Printausgabe der Tiroler Tageszeitung vom Mo, 26.11.2018


2. Liga

WSG Wattens streckt die Fühler Richtung Bundesliga aus

Mit einem beruhigenden Sechs-Punkte-Polster auf Titelkonkurrent Ried kann die WSG Wattens die Winterpause genießen.

© gepaDie WSG Wattens verabschiedete sich jubelnd in die Winterpause. Im Frühjahr soll der große Wurf gelingen.



Von Alex Gruber

Wattens – Im letzten Herbst-Match der reformierten zweiten Liga fuhr der SV Ried unter Interimstrainer Miron Muslic gestern gegen die OÖ Juniors einen 1:0-Sieg ein, um gleichzeitig Ex-Mattersburg-Coach Gerald Baumgartner zu Jahresbeginn als neuen Trainer und Sportchef in Personalunion zu begrüßen. Die Spatzen pfeifen schon länger von den Dächern, dass das professionelle Fortbestehen der Wikinger fast zwangsweise an einer Rückkehr in die Bundesliga hängt.
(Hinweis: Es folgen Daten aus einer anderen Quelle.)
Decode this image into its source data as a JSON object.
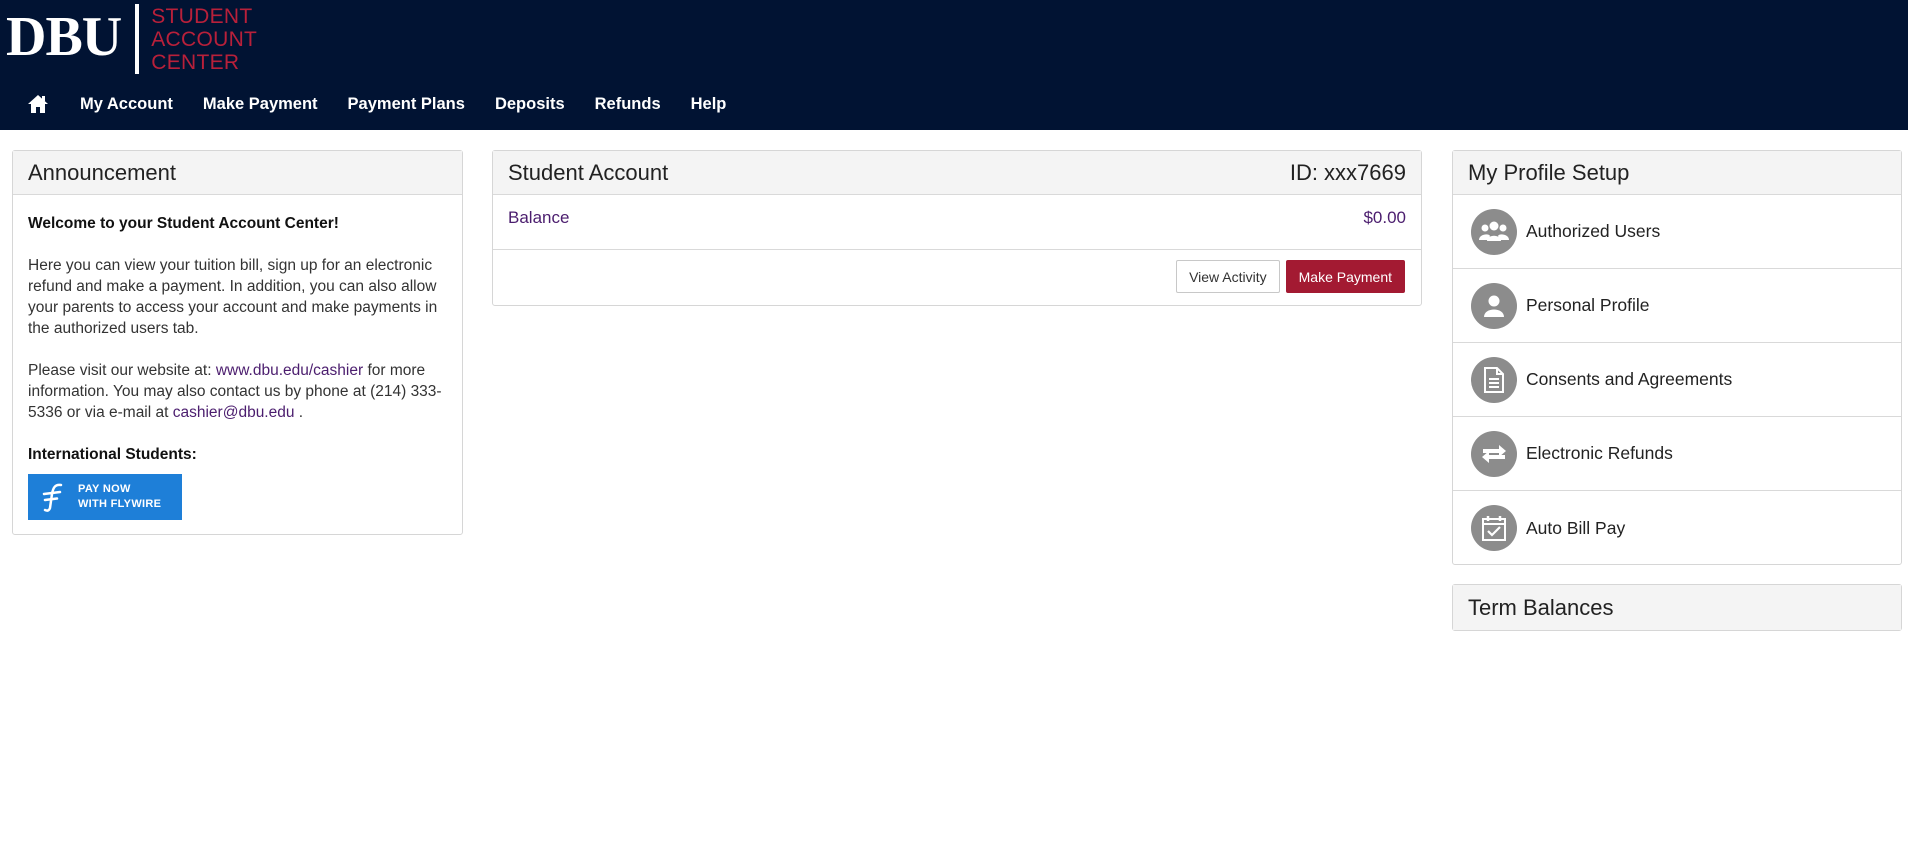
{
  "header": {
    "logo_main": "DBU",
    "logo_sub": [
      "STUDENT",
      "ACCOUNT",
      "CENTER"
    ],
    "nav": [
      "My Account",
      "Make Payment",
      "Payment Plans",
      "Deposits",
      "Refunds",
      "Help"
    ]
  },
  "announcement": {
    "title": "Announcement",
    "welcome": "Welcome to your Student Account Center!",
    "para1": "Here you can view your tuition bill, sign up for an electronic refund and make a payment. In addition, you can also allow your parents to access your account and make payments in the authorized users tab.",
    "para2_pre": "Please visit our website at: ",
    "website_link": "www.dbu.edu/cashier",
    "para2_mid": " for more information. You may also contact us by phone at (214) 333-5336 or via e-mail at ",
    "email_link": "cashier@dbu.edu",
    "para2_post": " .",
    "intl_label": "International Students:",
    "flywire_line1": "PAY NOW",
    "flywire_line2": "WITH FLYWIRE"
  },
  "account": {
    "title": "Student Account",
    "id_label": "ID: xxx7669",
    "balance_label": "Balance",
    "balance_amount": "$0.00",
    "view_activity": "View Activity",
    "make_payment": "Make Payment"
  },
  "profile": {
    "title": "My Profile Setup",
    "items": [
      {
        "label": "Authorized Users",
        "icon": "users-icon"
      },
      {
        "label": "Personal Profile",
        "icon": "user-icon"
      },
      {
        "label": "Consents and Agreements",
        "icon": "document-icon"
      },
      {
        "label": "Electronic Refunds",
        "icon": "refund-arrows-icon"
      },
      {
        "label": "Auto Bill Pay",
        "icon": "calendar-check-icon"
      }
    ]
  },
  "terms": {
    "title": "Term Balances"
  },
  "colors": {
    "header_bg": "#011333",
    "brand_red": "#a31a32",
    "link_purple": "#4b1d6e",
    "flywire_blue": "#1e7fd8",
    "icon_gray": "#8c8c8c"
  }
}
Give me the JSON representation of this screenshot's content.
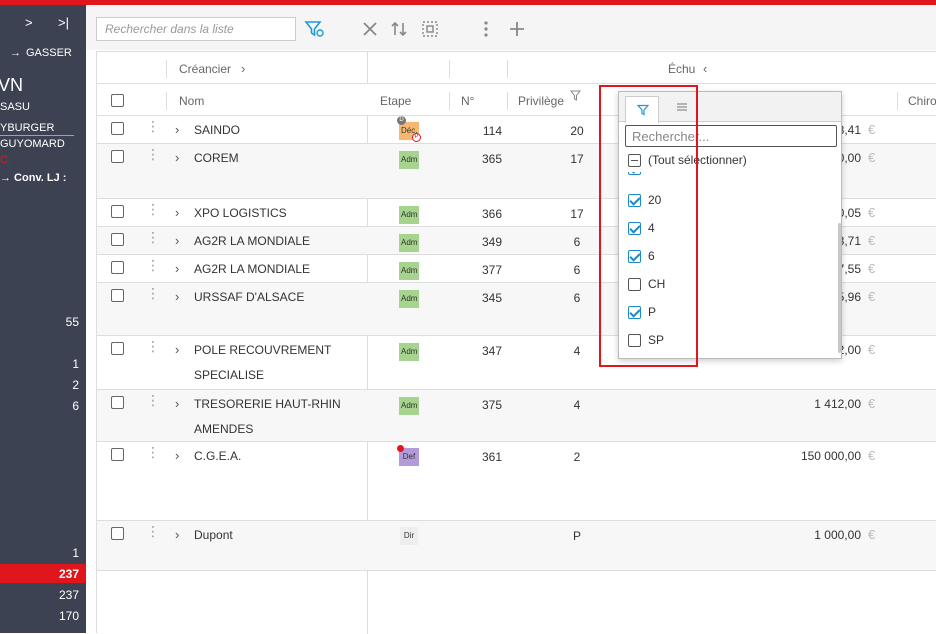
{
  "sidebar": {
    "nav_next": ">",
    "nav_last": ">|",
    "arrow_gasser": "→",
    "gasser": "GASSER",
    "big_text": "VN",
    "sasu": "SASU",
    "yburger": "YBURGER",
    "guyomard": "GUYOMARD",
    "cc": "C.",
    "conv_lj": "→ Conv. LJ :",
    "counts": [
      "55",
      "1",
      "2",
      "6",
      "1",
      "237",
      "237",
      "170"
    ]
  },
  "toolbar": {
    "search_placeholder": "Rechercher dans la liste"
  },
  "grid": {
    "group_creancier": "Créancier",
    "group_echu": "Échu",
    "col_nom": "Nom",
    "col_etape": "Etape",
    "col_num": "N°",
    "col_privilege": "Privilège",
    "col_chiro": "Chiro",
    "rows": [
      {
        "nom": "SAINDO",
        "nom2": "",
        "etape": "Déc.",
        "num": "114",
        "priv": "20",
        "amt": "8,41"
      },
      {
        "nom": "COREM",
        "nom2": "",
        "etape": "Adm",
        "num": "365",
        "priv": "17",
        "amt": "0,00"
      },
      {
        "nom": "XPO LOGISTICS",
        "nom2": "",
        "etape": "Adm",
        "num": "366",
        "priv": "17",
        "amt": "0,05"
      },
      {
        "nom": "AG2R LA MONDIALE",
        "nom2": "",
        "etape": "Adm",
        "num": "349",
        "priv": "6",
        "amt": "3,71"
      },
      {
        "nom": "AG2R LA MONDIALE",
        "nom2": "",
        "etape": "Adm",
        "num": "377",
        "priv": "6",
        "amt": "7,55"
      },
      {
        "nom": "URSSAF D'ALSACE",
        "nom2": "",
        "etape": "Adm",
        "num": "345",
        "priv": "6",
        "amt": "5,96"
      },
      {
        "nom": "POLE RECOUVREMENT",
        "nom2": "SPECIALISE",
        "etape": "Adm",
        "num": "347",
        "priv": "4",
        "amt": "2,00"
      },
      {
        "nom": "TRESORERIE HAUT-RHIN",
        "nom2": "AMENDES",
        "etape": "Adm",
        "num": "375",
        "priv": "4",
        "amt": "1 412,00"
      },
      {
        "nom": "C.G.E.A.",
        "nom2": "",
        "etape": "Def",
        "num": "361",
        "priv": "2",
        "amt": "150 000,00"
      },
      {
        "nom": "Dupont",
        "nom2": "",
        "etape": "Dir",
        "num": "",
        "priv": "P",
        "amt": "1 000,00"
      }
    ],
    "currency": "€",
    "badge_d": "D",
    "badge_p": "P"
  },
  "filter_dropdown": {
    "search_placeholder": "Rechercher...",
    "select_all": "(Tout sélectionner)",
    "options": [
      "–",
      "20",
      "4",
      "6",
      "CH",
      "P",
      "SP"
    ],
    "checked": [
      true,
      true,
      true,
      true,
      false,
      true,
      false
    ]
  }
}
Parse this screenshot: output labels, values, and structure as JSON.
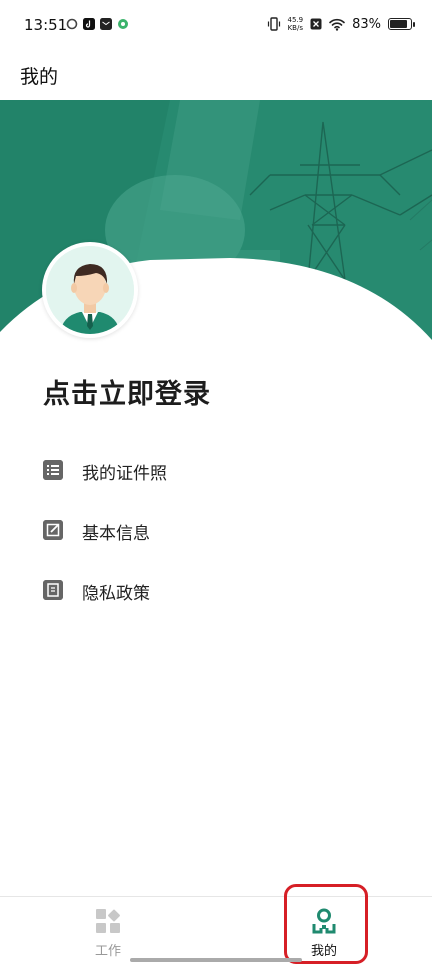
{
  "status_bar": {
    "time": "13:51",
    "net_speed_value": "45.9",
    "net_speed_unit": "KB/s",
    "battery_percent": "83%",
    "battery_level": 0.83
  },
  "header": {
    "title": "我的"
  },
  "profile": {
    "login_prompt": "点击立即登录"
  },
  "menu": {
    "items": [
      {
        "label": "我的证件照",
        "icon": "list-icon"
      },
      {
        "label": "基本信息",
        "icon": "edit-icon"
      },
      {
        "label": "隐私政策",
        "icon": "document-icon"
      }
    ]
  },
  "bottom_nav": {
    "items": [
      {
        "label": "工作",
        "icon": "grid-icon",
        "active": false
      },
      {
        "label": "我的",
        "icon": "person-icon",
        "active": true
      }
    ]
  },
  "colors": {
    "brand_green": "#1f8a6f",
    "highlight_red": "#d61f26"
  }
}
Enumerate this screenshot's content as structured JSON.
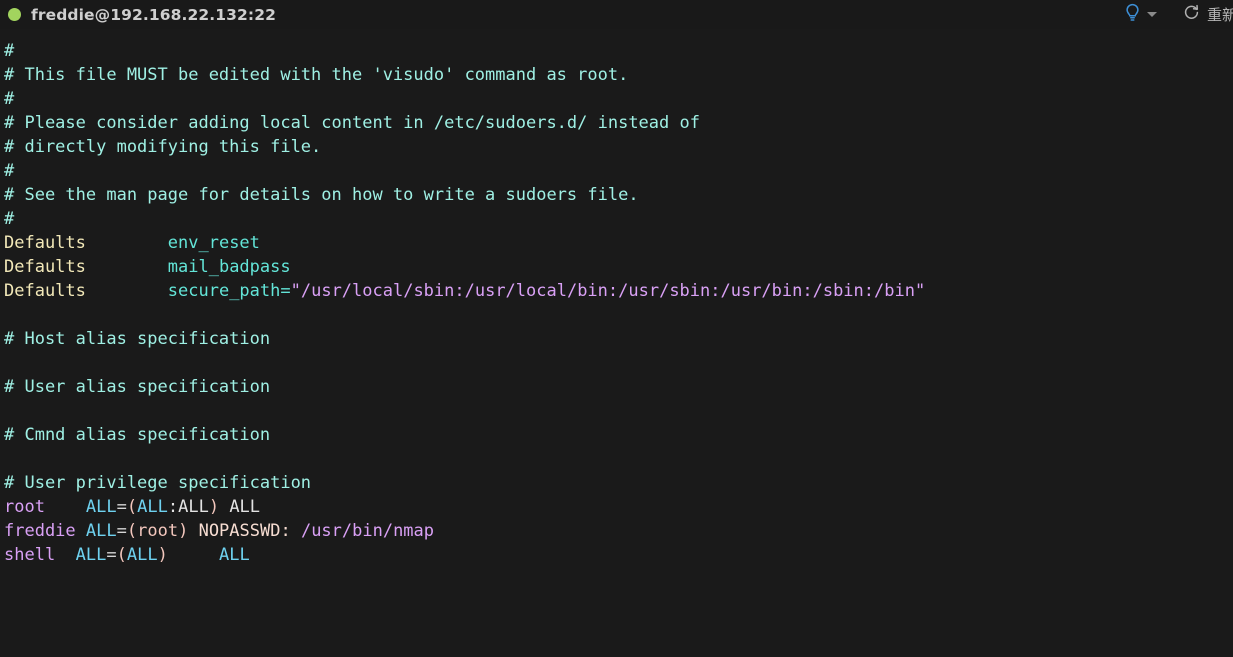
{
  "titlebar": {
    "status_dot": "connected",
    "session": "freddie@192.168.22.132:22",
    "hint_icon": "lightbulb-icon",
    "hint_dropdown_icon": "chevron-down-icon",
    "reconnect_icon": "refresh-icon",
    "reconnect_label": "重新"
  },
  "colors": {
    "background": "#1a1a1a",
    "titlebar": "#191919",
    "status_dot": "#a2d45e",
    "title_text": "#cfcfcf",
    "comment": "#9ff0e4",
    "keyword": "#f2e8b8",
    "param": "#63e5d8",
    "string": "#d9a0f5",
    "user": "#d9a0f5",
    "all": "#6fd2f0",
    "equals": "#e8e07a",
    "paren": "#f3c7bd",
    "plain": "#e3e3e3",
    "bulb": "#3d8fd6"
  },
  "terminal": {
    "file": "/etc/sudoers",
    "lines": [
      {
        "id": "l1",
        "tokens": [
          {
            "t": "#",
            "c": "comment"
          }
        ]
      },
      {
        "id": "l2",
        "tokens": [
          {
            "t": "# This file MUST be edited with the 'visudo' command as root.",
            "c": "comment"
          }
        ]
      },
      {
        "id": "l3",
        "tokens": [
          {
            "t": "#",
            "c": "comment"
          }
        ]
      },
      {
        "id": "l4",
        "tokens": [
          {
            "t": "# Please consider adding local content in /etc/sudoers.d/ instead of",
            "c": "comment"
          }
        ]
      },
      {
        "id": "l5",
        "tokens": [
          {
            "t": "# directly modifying this file.",
            "c": "comment"
          }
        ]
      },
      {
        "id": "l6",
        "tokens": [
          {
            "t": "#",
            "c": "comment"
          }
        ]
      },
      {
        "id": "l7",
        "tokens": [
          {
            "t": "# See the man page for details on how to write a sudoers file.",
            "c": "comment"
          }
        ]
      },
      {
        "id": "l8",
        "tokens": [
          {
            "t": "#",
            "c": "comment"
          }
        ]
      },
      {
        "id": "l9",
        "tokens": [
          {
            "t": "Defaults",
            "c": "keyword"
          },
          {
            "t": "        ",
            "c": "plain"
          },
          {
            "t": "env_reset",
            "c": "param"
          }
        ]
      },
      {
        "id": "l10",
        "tokens": [
          {
            "t": "Defaults",
            "c": "keyword"
          },
          {
            "t": "        ",
            "c": "plain"
          },
          {
            "t": "mail_badpass",
            "c": "param"
          }
        ]
      },
      {
        "id": "l11",
        "tokens": [
          {
            "t": "Defaults",
            "c": "keyword"
          },
          {
            "t": "        ",
            "c": "plain"
          },
          {
            "t": "secure_path",
            "c": "param"
          },
          {
            "t": "=",
            "c": "param"
          },
          {
            "t": "\"/usr/local/sbin:/usr/local/bin:/usr/sbin:/usr/bin:/sbin:/bin\"",
            "c": "string"
          }
        ]
      },
      {
        "id": "l12",
        "tokens": [
          {
            "t": "",
            "c": "plain"
          }
        ]
      },
      {
        "id": "l13",
        "tokens": [
          {
            "t": "# Host alias specification",
            "c": "comment"
          }
        ]
      },
      {
        "id": "l14",
        "tokens": [
          {
            "t": "",
            "c": "plain"
          }
        ]
      },
      {
        "id": "l15",
        "tokens": [
          {
            "t": "# User alias specification",
            "c": "comment"
          }
        ]
      },
      {
        "id": "l16",
        "tokens": [
          {
            "t": "",
            "c": "plain"
          }
        ]
      },
      {
        "id": "l17",
        "tokens": [
          {
            "t": "# Cmnd alias specification",
            "c": "comment"
          }
        ]
      },
      {
        "id": "l18",
        "tokens": [
          {
            "t": "",
            "c": "plain"
          }
        ]
      },
      {
        "id": "l19",
        "tokens": [
          {
            "t": "# User privilege specification",
            "c": "comment"
          }
        ]
      },
      {
        "id": "l20",
        "tokens": [
          {
            "t": "root",
            "c": "user"
          },
          {
            "t": "    ",
            "c": "plain"
          },
          {
            "t": "ALL",
            "c": "all"
          },
          {
            "t": "=",
            "c": "equals"
          },
          {
            "t": "(",
            "c": "paren"
          },
          {
            "t": "ALL",
            "c": "all"
          },
          {
            "t": ":",
            "c": "plain"
          },
          {
            "t": "ALL",
            "c": "plain"
          },
          {
            "t": ")",
            "c": "paren"
          },
          {
            "t": " ",
            "c": "plain"
          },
          {
            "t": "ALL",
            "c": "plain"
          }
        ]
      },
      {
        "id": "l21",
        "tokens": [
          {
            "t": "freddie",
            "c": "user"
          },
          {
            "t": " ",
            "c": "plain"
          },
          {
            "t": "ALL",
            "c": "all"
          },
          {
            "t": "=",
            "c": "equals"
          },
          {
            "t": "(",
            "c": "paren"
          },
          {
            "t": "root",
            "c": "paren"
          },
          {
            "t": ")",
            "c": "paren"
          },
          {
            "t": " ",
            "c": "plain"
          },
          {
            "t": "NOPASSWD:",
            "c": "tag"
          },
          {
            "t": " ",
            "c": "plain"
          },
          {
            "t": "/usr/bin/nmap",
            "c": "user"
          }
        ]
      },
      {
        "id": "l22",
        "tokens": [
          {
            "t": "shell",
            "c": "user"
          },
          {
            "t": "  ",
            "c": "plain"
          },
          {
            "t": "ALL",
            "c": "all"
          },
          {
            "t": "=",
            "c": "equals"
          },
          {
            "t": "(",
            "c": "paren"
          },
          {
            "t": "ALL",
            "c": "all"
          },
          {
            "t": ")",
            "c": "paren"
          },
          {
            "t": "     ",
            "c": "plain"
          },
          {
            "t": "ALL",
            "c": "all"
          }
        ]
      }
    ]
  }
}
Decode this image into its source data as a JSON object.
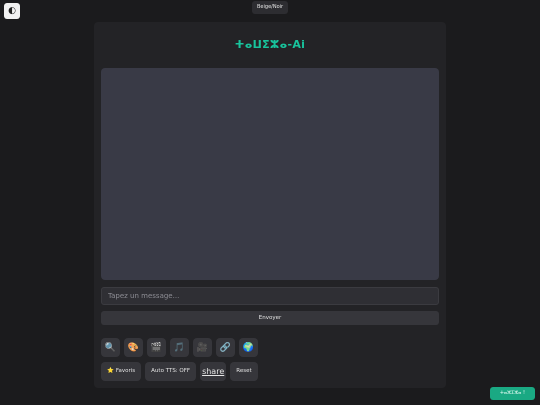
{
  "topbar": {
    "corner_icon": "moon-icon",
    "theme_toggle_label": "Beige/Noir"
  },
  "app": {
    "title": "ⵜⴰⵡⵉⵣⴰ-Ai"
  },
  "composer": {
    "placeholder": "Tapez un message...",
    "send_label": "Envoyer"
  },
  "tools": [
    {
      "icon": "🔍",
      "name": "search-icon"
    },
    {
      "icon": "🎨",
      "name": "palette-icon"
    },
    {
      "icon": "🎬",
      "name": "clapper-icon"
    },
    {
      "icon": "🎵",
      "name": "music-icon"
    },
    {
      "icon": "🎥",
      "name": "video-camera-icon"
    },
    {
      "icon": "🔗",
      "name": "link-icon"
    },
    {
      "icon": "🌍",
      "name": "globe-icon"
    }
  ],
  "actions": {
    "favoris_label": "Favoris",
    "tts_label": "Auto TTS: OFF",
    "share_label": "share",
    "reset_label": "Reset"
  },
  "status_badge": "ⵜⴰⵣⵉⵣⴰ !"
}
Auf Platz eins hat sich mit der titelverdächtigen Bilanz von zehn Siegen, vier Remis und nur einer Niederlage (in Runde zwei 1:2 in Ried) die WSG Wattens positioniert. „Mir ist völlig wurscht, wer in Ried Trainer ist. Wir müssen uns auf uns konzentrieren“, hält WSG-Coach Thommy Silberberger nach der Winterkrone und der Weihnachtsfeier am Samstag fest: „Wir haben zwar sechs Punkte Vorsprung auf Ried, aber es geht im neuen Jahr bei null weiter.“

Mit einem bärenstarken Herbstdurchgang hat die WSG Wattens unter dem Langzeittrainer die Weichen in Richtung Fußball-Oberhaus gestellt, die Bäume sieht Silberberger aber noch lange nicht in den Himmel wachsen: „Aktuell ist bei uns noch nichts bundesligatauglich, weil wir noch unterwegs sind und ein weiter Weg vor uns liegt. Wir werden im Frühjahr eine ähnlich starke Serie brauchen.“

Weil BW Linz den Aufstiegsverzicht erklärt hat, bleibt wohl nur Ried als Titelkonkurrent übrig. Bei den Innviertlern hat der Zillertaler U21-Teamgoalie Johannes Kreidl gleich wenig Treffer (10) kassiert wie WSG-Kapitän Ferdinand Oswald (Bild). Offensiv blieben die Oberösterreicher dafür einiges schuldig. Angeführt von Top-scorer Benni Pranter (9 Tore) und dem argentinischen Neuzugang Ignacio Jauregui (4 Tore als defensiver Mittelfeldspieler) fand Wattens auch den Vorwärtsgang, was sich in einer Heimserie von 15 ungeschlagenen Partien seit März widerspiegelt: „Wir haben offenbar auf die richtigen Pferde gesetzt. Jetzt gilt es die Spannung zu halten, damit wir im Frühjahr wieder einmal ein volles Gernot-Langes-Stadion haben“, verweist Silberberger auf das erste womöglich vorentscheidende Heimspiel gegen Ried Anfang März.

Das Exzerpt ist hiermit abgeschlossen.